PARASITOLOGÍA Práctica Nº 1 : Técnicas de Laboratorio (I).

PREVENCIÓN DEL RIESGO BIOLÓGICO EN EL LABORATORIO: TRABAJO CON

PARÁSITOS.
NTP 545 (ver http://www.mtas.es/insht/ntp-545.htm )
La manipulación de organismos en alguna de sus fases infecciosas pueden comportar riesgo
personal de laboratorio si no se realiza en las condiciones de seguridad biológica adecuada.
El Real Decreto 1995/1978, por el que se aprueba el cuadro de enfermedades profesionales en el
sistema de la S.S. incluye una lista de enfermedades parasitarias
Al trabajar con estos agentes biológicos deben aplicarse también las medidas generales de
seguridad concernientes a las medidas de higiene personal, al trabajo seguro y las buenas
prácticas frente al riesgo biológico (y también, obviamente, frente a otros riesgos característicos
del laboratorio), utilizando protecciones personales como guantes, mascarilla, protector ocular y
facial, y ropa de trabajo adecuados, para prevenir la exposición (véanse las NTP 376 y 432).
Especial mención debe hacerse de las recomendaciones destinadas a evitar heridas y punciones
(las agujas contaminadas no deben reencapsularse nunca y, una vez utilizadas, deben colocarse
en un contenedor de residuos resistente a la perforación) y la formación de bioaerosoles.

El Real Decreto 664/1997, sobre los riesgos relacionados con la exposición agentes biológicos
establece para el trabajo con microorganismos, así como para aquellas actividades que implican la
manipulación de animales vertebrados infectados tanto de forma natural como deliberadamente,
cuatro niveles de contención o de bioseguridad.
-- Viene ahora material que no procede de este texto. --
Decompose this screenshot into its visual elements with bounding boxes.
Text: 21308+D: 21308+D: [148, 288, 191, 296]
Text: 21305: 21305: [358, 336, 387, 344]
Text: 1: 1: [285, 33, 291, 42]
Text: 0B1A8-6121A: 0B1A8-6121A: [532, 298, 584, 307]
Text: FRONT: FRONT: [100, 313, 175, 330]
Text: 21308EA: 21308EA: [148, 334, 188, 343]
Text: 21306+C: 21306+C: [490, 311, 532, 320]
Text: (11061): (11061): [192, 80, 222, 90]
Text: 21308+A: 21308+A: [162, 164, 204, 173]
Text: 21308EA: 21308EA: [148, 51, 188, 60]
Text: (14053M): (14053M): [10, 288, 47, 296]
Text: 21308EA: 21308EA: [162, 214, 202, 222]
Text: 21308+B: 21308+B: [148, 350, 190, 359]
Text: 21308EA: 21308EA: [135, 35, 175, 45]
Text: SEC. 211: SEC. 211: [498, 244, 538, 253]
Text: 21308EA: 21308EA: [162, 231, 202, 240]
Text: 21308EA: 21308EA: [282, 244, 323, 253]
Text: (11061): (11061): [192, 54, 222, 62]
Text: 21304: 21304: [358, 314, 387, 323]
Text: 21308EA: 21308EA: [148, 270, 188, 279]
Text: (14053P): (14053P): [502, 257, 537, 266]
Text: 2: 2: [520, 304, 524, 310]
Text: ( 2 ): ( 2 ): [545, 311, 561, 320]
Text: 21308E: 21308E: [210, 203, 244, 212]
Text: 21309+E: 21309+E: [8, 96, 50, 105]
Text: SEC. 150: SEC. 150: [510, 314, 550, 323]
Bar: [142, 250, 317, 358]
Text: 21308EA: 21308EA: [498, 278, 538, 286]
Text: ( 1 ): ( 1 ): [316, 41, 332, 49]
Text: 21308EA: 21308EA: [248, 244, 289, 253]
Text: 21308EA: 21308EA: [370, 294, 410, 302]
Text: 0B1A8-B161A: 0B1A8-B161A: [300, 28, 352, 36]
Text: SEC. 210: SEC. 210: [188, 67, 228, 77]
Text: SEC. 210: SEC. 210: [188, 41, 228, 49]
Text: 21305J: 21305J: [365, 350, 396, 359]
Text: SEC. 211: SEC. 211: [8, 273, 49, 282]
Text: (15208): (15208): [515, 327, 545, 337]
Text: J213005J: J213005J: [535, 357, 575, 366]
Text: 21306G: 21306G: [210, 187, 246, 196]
Estos niveles de seguridad son equivalentes a los
recomendados por organismos como el Center for Disease Control (CDC), Atlanta, USA y la OMS,
y se describen en la NTP 468 (Trabajo con animales de experimentación), por lo que aquí
únicamente se enumera el nivel de contención que corresponde a cada agente parásito (ver tabla
2).
Lista de enfermedades infecciosas y parasitarias contenidas en el R.D.1995/1978

1. Helmintiasis, anquilostomiasis duodenal, anguiIlulosia.

 Trabajos subterráneos, túneles, minas, galerías, cuevas de champiñones, etc.

 Trabajos en zonas pantanosas, arrozales, salinas.

2. Paludismo, amebiasis, tripanosomiasis, dengue, fiebre papataci, fiebre recurrente, fiebre amarilla,
peste, leishmaniosis, pian, tifus exantemático y otras ricketsiosis:

 Trabajos en zonas donde estas afecciones son endémicas.

3. Enfermedades infecciosas o parasitarias transmitidas al hombre por los animales o por sus
productos y cadáveres (para el tétanos se incluirán también los trabajos con excretas humanas o
animales).

 Trabajos susceptibles de poner en contacto directo con animales, vectores o reservorios de la

infección o sus cadáveres.

 Manipulación o empleo de despojos de animales.

 Carga, descarga o transporte de mercancías.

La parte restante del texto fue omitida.